To analyse existing legislative texts, we need to consider the composition of legislations and define the key components that should be extracted from them. Essentially, legislations are a compilation of rules, consisting of rights and obligations. However, to develop a solution that is meaningful for our end users, we need to break legislative texts down into key components that will result in meaningful classifications of the text. By adopting this approach, businesses can better identify the requirements that affect them and the implications of these requirements, and policy makers can navigate existing regulations in a more efficient manner.
Legislative texts can be split into useful ‘chunks of text’ that we can derive key components from.
Specifically, each ‘chunk of text’ can be analysed with the questions in mind:
The size of ‘chunks’ to consider is subject to debate. The bigger ‘chunk’ we take, the more generalised our classification becomes and it is more difficult to conduct high level tagging of the legislation as it will not consider the content in detail. However, taking a very small ‘chunk’ is also problematic since subsections of a legislation are not mutually exclusive and trying to classify one paragraph on its own will oftentimes be less informative. This is especially problematic when paragraphs are not mutually exclusive and there are no direct cross references between them, e.g. “as mentioned in paragraph (2)”. From a technical point of view, it is difficult to understand that one paragraph is an extension or is directly related to another without cross references in either one of them. We believe that it would be easier for the development of our tool if the paragraphs that are supplementary information to a a right or obligation always include a cross-reference to the related requirement. We decided that considering ‘chunks of text’ on the paragraph level is the most informative since each paragraph indicates a specific provision that has a legislative effect.

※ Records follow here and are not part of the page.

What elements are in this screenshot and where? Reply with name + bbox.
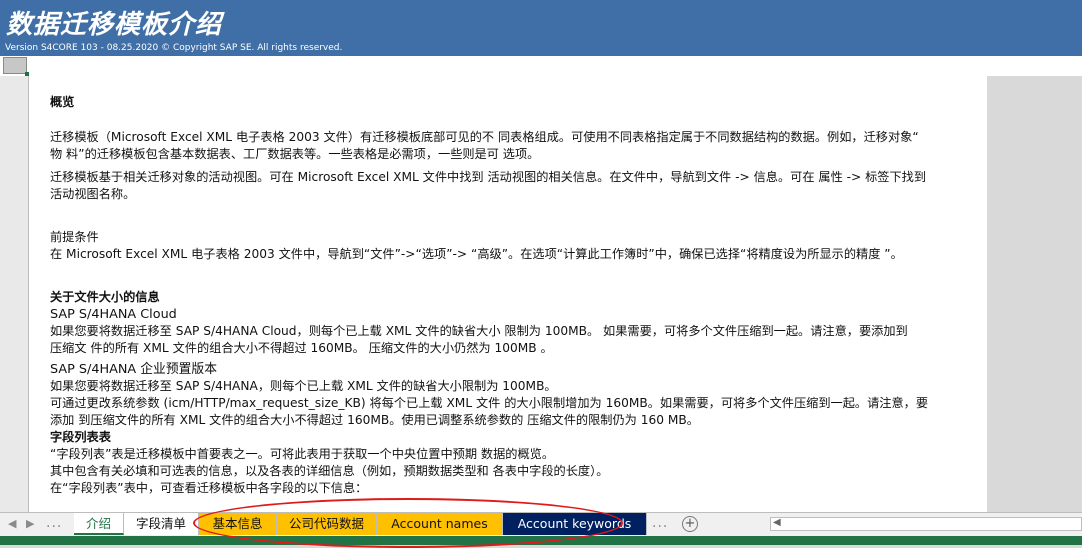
onprem-line-1: 如果您要将数据迁移至 SAP S/4HANA，则每个已上载 XML 文件的缺省大… <box>50 379 557 393</box>
title-banner: 数据迁移模板介绍 Version S4CORE 103 - 08.25.2020… <box>0 0 1082 56</box>
cloud-line-2: 压缩文 件的所有 XML 文件的组合大小不得超过 160MB。 压缩文件的大小仍… <box>50 341 553 355</box>
tab-account-keywords[interactable]: Account keywords <box>503 513 647 535</box>
overview-heading: 概览 <box>50 95 75 109</box>
field-list-line-3: 在“字段列表”表中，可查看迁移模板中各字段的以下信息： <box>50 481 368 495</box>
overview-paragraph-1-line-2: 物 料”的迁移模板包含基本数据表、工厂数据表等。一些表格是必需项，一些则是可 选… <box>50 147 540 161</box>
scroll-left-icon[interactable]: ◀ <box>773 517 781 528</box>
prerequisites-heading: 前提条件 <box>50 230 99 244</box>
status-bar <box>0 536 1082 545</box>
selected-cell[interactable] <box>3 57 29 76</box>
onprem-line-2: 可通过更改系统参数 (icm/HTTP/max_request_size_KB)… <box>50 396 929 410</box>
onprem-heading: SAP S/4HANA 企业预置版本 <box>50 362 218 377</box>
tab-scroll-right-icon[interactable]: ▶ <box>26 517 34 530</box>
tab-field-list[interactable]: 字段清单 <box>124 513 199 535</box>
tabs-more-left[interactable]: ... <box>46 515 62 531</box>
tabs-more-right[interactable]: ... <box>652 515 668 531</box>
header-cell-row[interactable] <box>0 56 1082 76</box>
field-list-line-2: 其中包含有关必填和可选表的信息，以及各表的详细信息（例如，预期数据类型和 各表中… <box>50 464 609 478</box>
field-list-heading: 字段列表表 <box>50 430 111 444</box>
field-list-line-1: “字段列表”表是迁移模板中首要表之一。可将此表用于获取一个中央位置中预期 数据的… <box>50 447 555 461</box>
sheet-tab-bar: ◀ ▶ ... 介绍 字段清单 基本信息 公司代码数据 Account name… <box>0 512 1082 536</box>
overview-paragraph-1-line-1: 迁移模板（Microsoft Excel XML 电子表格 2003 文件）有迁… <box>50 130 919 144</box>
prerequisites-text: 在 Microsoft Excel XML 电子表格 2003 文件中，导航到“… <box>50 247 903 261</box>
cloud-line-1: 如果您要将数据迁移至 SAP S/4HANA Cloud，则每个已上载 XML … <box>50 324 908 338</box>
tab-basic-info[interactable]: 基本信息 <box>199 513 277 535</box>
overview-paragraph-2-line-2: 活动视图名称。 <box>50 187 136 201</box>
tab-scroll-left-icon[interactable]: ◀ <box>8 517 16 530</box>
page-title: 数据迁移模板介绍 <box>6 10 223 40</box>
left-column[interactable] <box>0 76 28 512</box>
add-sheet-icon[interactable]: + <box>682 516 698 532</box>
tab-intro[interactable]: 介绍 <box>74 513 124 535</box>
tab-account-names[interactable]: Account names <box>377 513 503 535</box>
version-copyright: Version S4CORE 103 - 08.25.2020 © Copyri… <box>5 43 343 53</box>
horizontal-scrollbar[interactable]: ◀ <box>770 517 1082 531</box>
overview-paragraph-2-line-1: 迁移模板基于相关迁移对象的活动视图。可在 Microsoft Excel XML… <box>50 170 927 184</box>
file-size-heading: 关于文件大小的信息 <box>50 290 160 304</box>
onprem-line-3: 添加 到压缩文件的所有 XML 文件的组合大小不得超过 160MB。使用已调整系… <box>50 413 699 427</box>
tab-company-code-data[interactable]: 公司代码数据 <box>277 513 377 535</box>
document-sheet[interactable]: 概览 迁移模板（Microsoft Excel XML 电子表格 2003 文件… <box>29 76 987 512</box>
cloud-heading: SAP S/4HANA Cloud <box>50 307 177 322</box>
document-body: 概览 迁移模板（Microsoft Excel XML 电子表格 2003 文件… <box>50 94 970 497</box>
outside-print-area <box>987 76 1082 512</box>
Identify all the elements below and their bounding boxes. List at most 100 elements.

Based on our own analysis of legislative texts, discussions with legislative experts and various government references, we are deriving a list of key attributes on a conceptual basis to create meaningful tags for paragraphs in legislation. Then, we can create a semantic regulatory taxonomy that can be applied to legislations on a general basis. Through this process, this taxonomy of definitions will need to be tested on sample legislation and refined through an iterative process. In our sample, we need to consider both primary and secondary legislation. Given the difference in structure and content between primary and secondary legislation, we expect to see different types of paragraphs. However, since many primary legislations also impose requirements directly on businesses, it is also important to consider them alongside secondary legislation.
In analysing regulations, we find a number of complexities that make it difficult to naturally classify the paragraphs into distinct attributes. We are currently working with our legal partners, Simmons & Simmons, to define these key attributes, paragraphs and sections on a conceptual basis as a semantic taxonomy that can be used to assess legislative text.
Firstly, determining what types and the number of attributes to consider is a challenging task. Assessing the structure of a legislative text helps us determine which sections will include rights and obligations and which will include supplementary information such as conditions, interpretations, sanctions and amendments. However, it is often the case that a paragraph can fall into multiple attribute types. For example, some paragraphs may impose both a right and an obligation, as a right for the authority is often an obligation for the business. This poses the question of who’s point of view we need to consider when classifying a paragraph. In the initial stage, we find it useful to consider an entity-neutral point of view in that we give a paragraph a classification that is based on the direct requirement implied from a paragraph. There are also cases that require a certain degree of domain knowledge as well as subjectivity to classify a paragraph and this makes it difficult to make clear classifications. It is important to define a set of rules that will determine how we differentiate paragraphs, for example, distinguishing a right from an obligation or a definition from an interpretation. We also find that the wording of paragraphs sometimes causes a difficulty in their classification as words may be used interchangeably or there are double negatives, which may make the language confusing.
Further refining the type of rights and obligations is also important to determine the different types of burdens that are placed on a business. It is difficult to categorise requirements into individual types, as choosing the categories in itself may be subjective and at times the lines may be blurred between one requirement category and another.
Our tool utilises machine learning techniques to classify ‘chunks of text’ into their attribute types. The number of attributes that our tool will pick up depends on the level of granularity that we want our tool to consider. Increasing the number of key attributes makes the tool pick up more requirements but may result in the algorithm having a lower accuracy rate and the tool being less generalisable to a broader range of legislative texts. However, having too few key attributes may result in a higher accuracy rate but less meaningful output and less requirements generated. This trade-off is subject to evaluation on both a conceptual and technical basis.
Given the detailed content in legislation, it is easy to make an attribute list that is too specific. We realise that starting out with a smaller list of key attributes that are more generalised is a good starting point to building the attribute list. Starting out with a more generalised list, and then testing out this taxonomy of definitions on a sample of several legislations in an iterative way allows us to update and refine the list successively to determine an optimised set of generalised attributes.